Option D+E hybrid: Use the existing dev_containers.zip release asset with a lightweight version check.

  1. Version check: dev-sync fetches version.txt from GitHub raw content (1 small request, already works in dev-update.sh)
  2. Download: If version differs, download dev_containers.zip from the latest GitHub release (already generated by CI)
  3. Extract: Unzip to temp, copy additions/ + manage/ atomically
  4. No new CI workflow needed — piggyback on the existing release pipeline

This avoids building a new CI pipeline entirely. The existing build-image.yml already creates the zip. We just need dev-sync to consume it.

The only addition to CI: publish a scripts-version.txt alongside the zip (a one-line file containing the version from tools.json).
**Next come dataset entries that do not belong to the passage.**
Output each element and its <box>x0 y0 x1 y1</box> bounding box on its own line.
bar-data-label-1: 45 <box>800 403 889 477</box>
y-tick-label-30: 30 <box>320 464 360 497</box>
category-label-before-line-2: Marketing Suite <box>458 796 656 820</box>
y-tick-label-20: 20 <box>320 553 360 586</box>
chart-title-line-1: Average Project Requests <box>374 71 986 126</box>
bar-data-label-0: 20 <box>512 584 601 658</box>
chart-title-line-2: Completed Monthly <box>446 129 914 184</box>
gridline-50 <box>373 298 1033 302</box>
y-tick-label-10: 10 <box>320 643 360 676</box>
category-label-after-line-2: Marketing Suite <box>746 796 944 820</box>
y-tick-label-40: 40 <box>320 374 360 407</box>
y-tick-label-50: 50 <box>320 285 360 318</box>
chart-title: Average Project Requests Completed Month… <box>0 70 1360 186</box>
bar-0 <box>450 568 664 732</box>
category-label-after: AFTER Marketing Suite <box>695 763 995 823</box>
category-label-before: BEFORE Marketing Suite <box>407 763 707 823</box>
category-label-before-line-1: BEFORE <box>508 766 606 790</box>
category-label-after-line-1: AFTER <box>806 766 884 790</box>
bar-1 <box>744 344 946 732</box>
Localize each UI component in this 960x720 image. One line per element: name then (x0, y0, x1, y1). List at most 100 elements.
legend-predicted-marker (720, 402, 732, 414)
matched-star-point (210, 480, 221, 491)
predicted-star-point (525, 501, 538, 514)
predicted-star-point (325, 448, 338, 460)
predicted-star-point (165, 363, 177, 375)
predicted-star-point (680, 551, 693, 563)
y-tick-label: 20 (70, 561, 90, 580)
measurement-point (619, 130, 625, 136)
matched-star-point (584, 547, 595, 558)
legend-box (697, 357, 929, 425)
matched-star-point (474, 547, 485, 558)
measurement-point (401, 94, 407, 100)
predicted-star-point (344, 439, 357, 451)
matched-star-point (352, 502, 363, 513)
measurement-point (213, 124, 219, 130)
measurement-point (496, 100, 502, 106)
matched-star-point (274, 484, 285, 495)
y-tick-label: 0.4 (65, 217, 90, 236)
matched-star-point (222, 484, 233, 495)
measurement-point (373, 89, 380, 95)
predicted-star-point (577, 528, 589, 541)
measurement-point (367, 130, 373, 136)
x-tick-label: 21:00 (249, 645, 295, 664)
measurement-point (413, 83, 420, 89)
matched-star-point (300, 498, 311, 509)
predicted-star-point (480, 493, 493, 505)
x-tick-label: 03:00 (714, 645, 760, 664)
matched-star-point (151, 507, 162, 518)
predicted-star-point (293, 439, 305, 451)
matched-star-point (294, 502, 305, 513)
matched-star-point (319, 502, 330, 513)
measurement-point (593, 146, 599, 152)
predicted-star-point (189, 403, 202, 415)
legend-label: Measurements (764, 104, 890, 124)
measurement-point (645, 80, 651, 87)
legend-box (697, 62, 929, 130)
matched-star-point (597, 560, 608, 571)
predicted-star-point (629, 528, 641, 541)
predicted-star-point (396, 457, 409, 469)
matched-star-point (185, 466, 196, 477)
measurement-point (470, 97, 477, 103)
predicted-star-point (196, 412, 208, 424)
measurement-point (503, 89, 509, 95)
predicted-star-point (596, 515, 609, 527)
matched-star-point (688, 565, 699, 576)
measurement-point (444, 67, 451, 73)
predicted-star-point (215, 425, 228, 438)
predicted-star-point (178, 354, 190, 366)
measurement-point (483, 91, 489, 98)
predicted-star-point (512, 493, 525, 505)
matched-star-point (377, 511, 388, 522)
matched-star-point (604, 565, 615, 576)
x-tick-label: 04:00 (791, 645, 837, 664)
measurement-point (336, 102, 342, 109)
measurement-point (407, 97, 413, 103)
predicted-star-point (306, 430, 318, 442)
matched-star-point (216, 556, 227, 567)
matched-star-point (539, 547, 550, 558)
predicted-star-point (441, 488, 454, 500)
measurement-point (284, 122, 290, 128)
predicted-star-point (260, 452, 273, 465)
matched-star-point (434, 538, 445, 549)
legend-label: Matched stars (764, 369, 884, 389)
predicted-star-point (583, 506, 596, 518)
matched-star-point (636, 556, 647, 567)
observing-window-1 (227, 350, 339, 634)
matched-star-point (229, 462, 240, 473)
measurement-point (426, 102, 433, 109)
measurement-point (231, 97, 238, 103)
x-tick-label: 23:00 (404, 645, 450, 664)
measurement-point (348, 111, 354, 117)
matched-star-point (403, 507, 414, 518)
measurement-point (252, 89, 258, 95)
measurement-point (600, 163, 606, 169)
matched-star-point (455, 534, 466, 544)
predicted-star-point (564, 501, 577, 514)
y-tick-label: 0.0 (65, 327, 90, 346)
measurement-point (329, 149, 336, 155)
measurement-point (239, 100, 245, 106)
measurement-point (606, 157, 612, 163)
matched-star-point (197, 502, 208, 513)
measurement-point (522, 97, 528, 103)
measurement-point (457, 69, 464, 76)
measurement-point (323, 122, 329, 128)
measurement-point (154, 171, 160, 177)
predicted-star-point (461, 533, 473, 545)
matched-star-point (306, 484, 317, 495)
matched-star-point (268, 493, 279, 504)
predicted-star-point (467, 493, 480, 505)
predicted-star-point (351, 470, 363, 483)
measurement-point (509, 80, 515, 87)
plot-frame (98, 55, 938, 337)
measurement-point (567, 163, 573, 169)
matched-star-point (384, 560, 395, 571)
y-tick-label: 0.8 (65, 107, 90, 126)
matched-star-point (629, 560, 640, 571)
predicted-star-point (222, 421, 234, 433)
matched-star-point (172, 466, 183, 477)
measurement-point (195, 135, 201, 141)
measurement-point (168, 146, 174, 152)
This is a minor change to the existing workflow.


Progress​

  • Phase 1: Pre-commit hook + tools.json versions — ✅ DONE (PLAN-dev-sync-foundation, PR #55)
  • Phase 5: Website shows tool versions — ✅ DONE (version column on tool detail pages)
  • Phase 2: CI/CD — scripts-version.txt generation — ✅ DONE (PLAN-dev-sync-command, Phase 1)
  • Phase 3: dev-sync command — ✅ DONE (PLAN-dev-sync-command, Phase 2)
  • Phase 4: Auto-sync on startup — ✅ DONE (PLAN-dev-sync-command, Phase 3)

Next Steps​

All phases complete. See PLAN-dev-sync-command.md for the full implementation.